Near-Thermal Reactions of Au+(1S,3D) with CH3X (X = F,Cl)

Reactions of Au+(1S) and Au+(3D) with CH3F and CH3Cl have been carried out in a drift cell in He at a pressure of 3.5 Torr at both room temperature and reduced temperatures in order to explore the influence of the electronic state of the metal on reaction outcomes. State-specific product channels and overall two-body rate constants were identified using electronic state chromatography. These results indicate that Au+(1S) reacts to yield an association product in addition to AuCH2 + in parallel steps with both neutrals.
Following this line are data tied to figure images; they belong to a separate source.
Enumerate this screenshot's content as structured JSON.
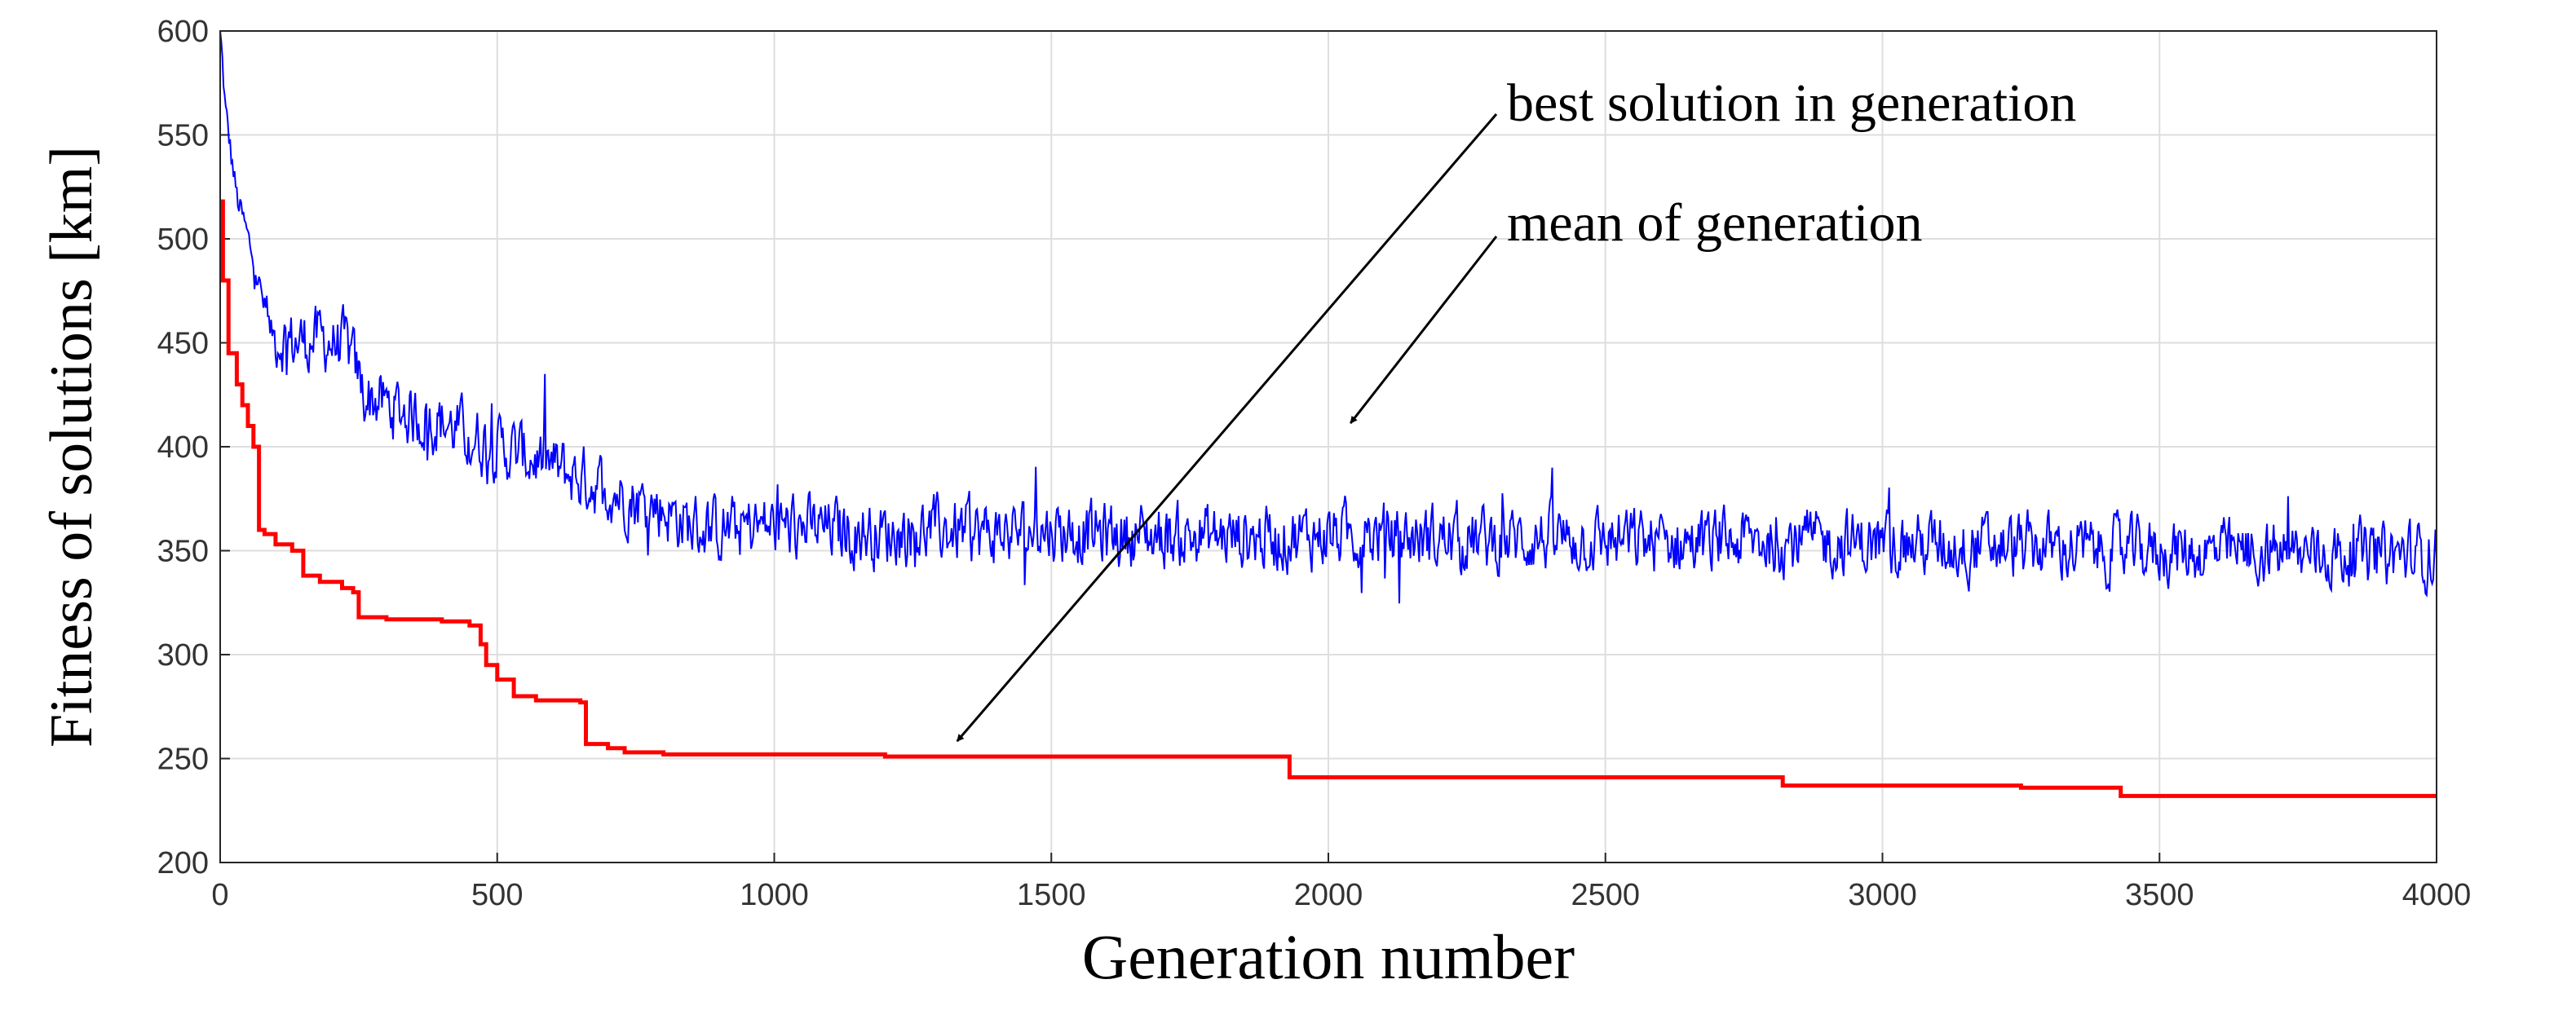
{
  "chart_data": {
    "type": "line",
    "title": "",
    "xlabel": "Generation number",
    "ylabel": "Fitness of solutions [km]",
    "xlim": [
      0,
      4000
    ],
    "ylim": [
      200,
      600
    ],
    "grid": true,
    "x_ticks": [
      "0",
      "500",
      "1000",
      "1500",
      "2000",
      "2500",
      "3000",
      "3500",
      "4000"
    ],
    "y_ticks": [
      "200",
      "250",
      "300",
      "350",
      "400",
      "450",
      "500",
      "550",
      "600"
    ],
    "series": [
      {
        "name": "mean of generation",
        "color": "#0000ff",
        "style": "noisy",
        "x": [
          0,
          10,
          30,
          60,
          90,
          130,
          180,
          230,
          260,
          300,
          350,
          400,
          450,
          500,
          560,
          620,
          680,
          740,
          800,
          850,
          900,
          1000,
          1100,
          1200,
          1300,
          1400,
          1500,
          1600,
          1700,
          1800,
          1900,
          2000,
          2100,
          2200,
          2300,
          2400,
          2500,
          2600,
          2700,
          2800,
          2900,
          3000,
          3100,
          3200,
          3300,
          3400,
          3500,
          3600,
          3700,
          3800,
          3900,
          4000
        ],
        "y": [
          600,
          560,
          520,
          490,
          455,
          450,
          452,
          448,
          425,
          420,
          415,
          412,
          405,
          400,
          395,
          388,
          382,
          375,
          370,
          362,
          360,
          362,
          360,
          358,
          360,
          358,
          360,
          358,
          357,
          357,
          356,
          358,
          357,
          356,
          355,
          356,
          355,
          354,
          354,
          355,
          354,
          353,
          353,
          352,
          352,
          350,
          350,
          349,
          349,
          348,
          348,
          348
        ],
        "noise_amplitude": 24
      },
      {
        "name": "best solution in generation",
        "color": "#ff0000",
        "style": "step",
        "x": [
          0,
          5,
          15,
          30,
          40,
          50,
          60,
          70,
          80,
          100,
          130,
          150,
          180,
          220,
          240,
          250,
          300,
          400,
          450,
          470,
          480,
          500,
          530,
          570,
          650,
          660,
          700,
          730,
          800,
          1200,
          1930,
          2820,
          3250,
          3430,
          4000
        ],
        "y": [
          518,
          480,
          445,
          430,
          420,
          410,
          400,
          360,
          358,
          353,
          350,
          338,
          335,
          332,
          330,
          318,
          317,
          316,
          314,
          305,
          295,
          288,
          280,
          278,
          277,
          257,
          255,
          253,
          252,
          251,
          241,
          237,
          236,
          232,
          232
        ]
      }
    ],
    "annotations": [
      {
        "text": "best solution in generation",
        "target_x": 1330,
        "target_y": 256
      },
      {
        "text": "mean of generation",
        "target_x": 2040,
        "target_y": 409
      }
    ]
  }
}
Product distributions for association vs HX elimination were determined to be 79% association/21% HX elimination for X = F and 50% association/50% HX elimination when X = Cl. Reaction of Au+(3D) with CH3F also results in HF elimination, which in this case is thought to produce 3AuCH2 +. With CH3Cl, Au+(3D) reacts to form AuCH3 + and CH3Cl+ in parallel steps. An additional product channel initiated by Au+(3D) is also observed with both methyl halides, which yields CH2X+ as a higher-order product. Kinetic measurements indicate that the reaction efficiency for both Au+ states is significantly greater with CH3Cl than with CH3F. The observed two-body rate constant for depletion of Au+(1S) by CH3F represents less than 5% of the limiting rate constant predicted by the average dipole orientation model (ADO) at room temperature and 226 K, whereas CH3Cl reacts with Au+(1S) at the ADO limit at both room temperature and 218 K. Rate constants for depletion of Au+(3D) by CH3F and CH3Cl were measured at 226 and 218 K respectively, and indicate that Au+(3D) is consumed at approximately 2% of the ADO limit by CH3F and 69% of the ADO limit by CH3Cl. Product formation and overall efficiency for all four reactions are consistent with previous experimental results and available theoretical models.